Zero à esquerda

Soninha é aquela típica boazinha. Brigar é uma palavra que não faz parte de seu vocabulário. Dizer não, nem pensar! Ela concorda com tudo. Com Soninha, a vitória é sempre por W.O, já que ela nem entra em campo em uma discussão. Agradar ao outro, seja lá quem ele for, é a sua missão na vida. Tudo está bom do jeito que está, ambição para quê? A Soninha é o exemplo perfeito de pessoa simplória, que não sabe negar um pedido, nem defender seu ponto de vista, por mais que isso a prejudique. É uma pessoa que não incomoda e é até útil, mas que também não faz muita diferença em seu círculo pessoal e profissional conseguindo, no máximo, acrescentar o valor de ser um zero à esquerda social.

Dinheiro emprestado, babá para emergências, carona depois do trabalho. A publicitária Vera Santos tinha uma amiga que quebrava esses galhos e mais algumas árvores inteiras. Esse pau para toda obra, no entanto, quase nunca era lembrado na hora das grandes festas e jantares que Vera dava em sua casa. “É incrível, mas quase nunca lembrava dela na hora de fazer a lista de convidados! A Mariana era do tipo apagado, nunca se metia em discussões para defender seus pontos de vista. Parecia que só estava ali para ajudar ou, como diziam as línguas maldosas, para servir. Ela sempre foi muito boa para mim, mas definitivamente não figura na lista dos meus melhores amigos. Acho meio irritante aquele jeito Poliana dela, que acha tudo maravilhoso do jeito que é”, admite a publicitária.

Por mais cruel que possa parecer, o esquecimento é o destino de quase toda pessoa simplória, acredita a professora de inglês Tatiana Pacheco, uma, digamos, humilde em excesso assumida. Mesmo tendo toda boa vontade do mundo com tudo e com todos, Tatiana conta que não sente que a recíproca é verdadeira. “Às vezes, me sinto preterida nas saídas e reuniões de amigos. Muitas pessoas só lembram de mim na hora de pedir um favor. Acredito que humildade em excesso atrapalha, as pessoas acabam abusando porque sabem que não vou reclamar”, diz Tatiana. Mesmo sabendo que seu modo de agir a prejudica, a professora afirma que não consegue ser diferente. “Apesar de ter alguns problemas, não consigo. Odeio discussões e não gosto de desagradar os outros. Parece que, se fizer isso, eles vão gostar ainda menos de mim”, explica.

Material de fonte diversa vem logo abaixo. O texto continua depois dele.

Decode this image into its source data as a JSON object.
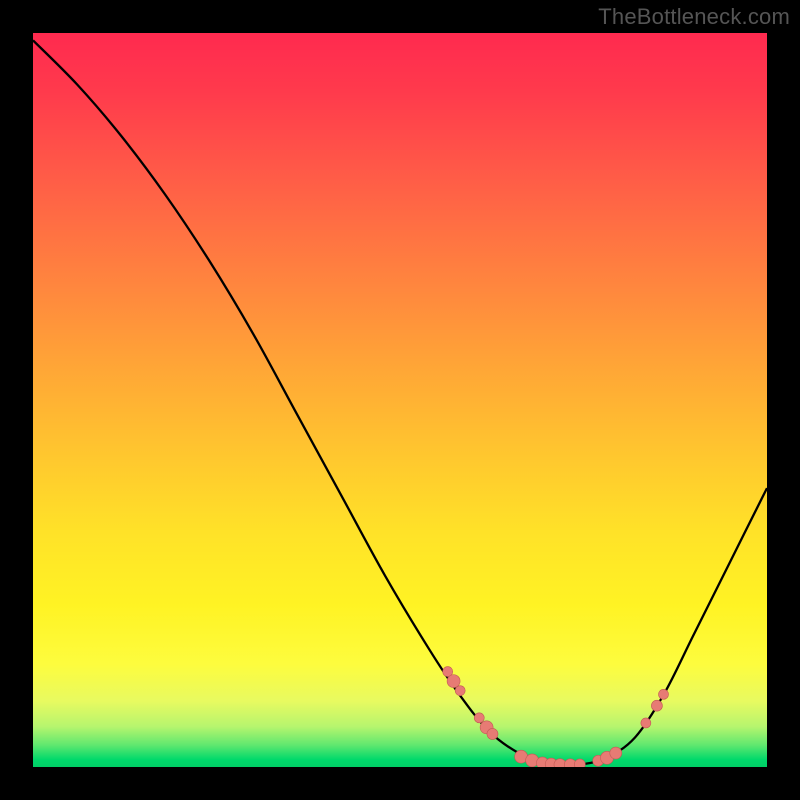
{
  "watermark": "TheBottleneck.com",
  "colors": {
    "marker_fill": "#e77b74",
    "marker_stroke": "#c25a54",
    "curve_stroke": "#000000"
  },
  "chart_data": {
    "type": "line",
    "title": "",
    "xlabel": "",
    "ylabel": "",
    "xlim": [
      0,
      100
    ],
    "ylim": [
      0,
      100
    ],
    "curve": [
      {
        "x": 0,
        "y": 99
      },
      {
        "x": 6,
        "y": 93
      },
      {
        "x": 12,
        "y": 86
      },
      {
        "x": 18,
        "y": 78
      },
      {
        "x": 24,
        "y": 69
      },
      {
        "x": 30,
        "y": 59
      },
      {
        "x": 36,
        "y": 48
      },
      {
        "x": 42,
        "y": 37
      },
      {
        "x": 48,
        "y": 26
      },
      {
        "x": 54,
        "y": 16
      },
      {
        "x": 58,
        "y": 10
      },
      {
        "x": 62,
        "y": 5
      },
      {
        "x": 66,
        "y": 2
      },
      {
        "x": 70,
        "y": 0.5
      },
      {
        "x": 74,
        "y": 0.3
      },
      {
        "x": 78,
        "y": 1.2
      },
      {
        "x": 82,
        "y": 4
      },
      {
        "x": 86,
        "y": 10
      },
      {
        "x": 90,
        "y": 18
      },
      {
        "x": 95,
        "y": 28
      },
      {
        "x": 100,
        "y": 38
      }
    ],
    "markers": [
      {
        "x": 56.5,
        "y": 13,
        "r": 5
      },
      {
        "x": 57.3,
        "y": 11.7,
        "r": 6.5
      },
      {
        "x": 58.2,
        "y": 10.4,
        "r": 5
      },
      {
        "x": 60.8,
        "y": 6.7,
        "r": 5
      },
      {
        "x": 61.8,
        "y": 5.4,
        "r": 6.5
      },
      {
        "x": 62.6,
        "y": 4.5,
        "r": 5.5
      },
      {
        "x": 66.5,
        "y": 1.4,
        "r": 6.5
      },
      {
        "x": 68.0,
        "y": 0.9,
        "r": 6.5
      },
      {
        "x": 69.4,
        "y": 0.55,
        "r": 6
      },
      {
        "x": 70.6,
        "y": 0.4,
        "r": 6
      },
      {
        "x": 71.8,
        "y": 0.32,
        "r": 6
      },
      {
        "x": 73.2,
        "y": 0.3,
        "r": 6
      },
      {
        "x": 74.5,
        "y": 0.35,
        "r": 5.5
      },
      {
        "x": 77.0,
        "y": 0.85,
        "r": 5.5
      },
      {
        "x": 78.2,
        "y": 1.25,
        "r": 6.5
      },
      {
        "x": 79.4,
        "y": 1.9,
        "r": 6
      },
      {
        "x": 83.5,
        "y": 6.0,
        "r": 5
      },
      {
        "x": 85.0,
        "y": 8.35,
        "r": 5.5
      },
      {
        "x": 85.9,
        "y": 9.9,
        "r": 5
      }
    ]
  }
}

Perder o namorado para a melhor amiga foi a gota d’água para a estudante de História Vanessa Andrade mudar o seu modo de agir. No melhor estilo graças-a-Deus-que-alguém-gosta-de-mim, a estudante segurava a onda e ficava quieta, mesmo notando a aproximação em excesso das duas pessoas de quem ela mais gostava. “Achava que, se reclamasse, as coisas piorariam e eles iriam me deixar de vez. Então me resignei e ficava torcendo para que nada desse errado. Uma vez, eles até me disseram que sairiam juntos para fazer compras e eu não disse nada! Abri um sorriso e concordei. Quando meu namorado terminou comigo, acendeu a luz vermelha. Eu não podia mais continuar agindo daquela forma, estava me fazendo mal. Hoje, aprendi que quando alguém pisa no meu calo, grito o mais alto que posso. Sou mais feliz assim”, garante.

Como a maioria dos problemas de relacionamento, a humildade em excesso é fruto de uma auto-estima baixa, analisa a psicóloga Teresa Garcia. Segundo a profissional, a pessoa simplória não nega nada a ninguém por medo de se sentir rejeitada e menos amada. Para se sentir inserida no grupo, ela opta por fazer a vontade de todos. O que acontece, no entanto, é que ela continua se sentindo excluída e inferior aos outros, por mais que tente agradar. “O primeiro passo para mudar o quadro, é aprender a dizer não, por mais difícil que seja. Nada que contrarie os princípios e prejudique de alguma forma a vida de alguém pode fazer bem”, observa. Então, Soninhas, fiquem tranqüilas: um pouco de egoísmo, com certeza, não faz mal a ninguém.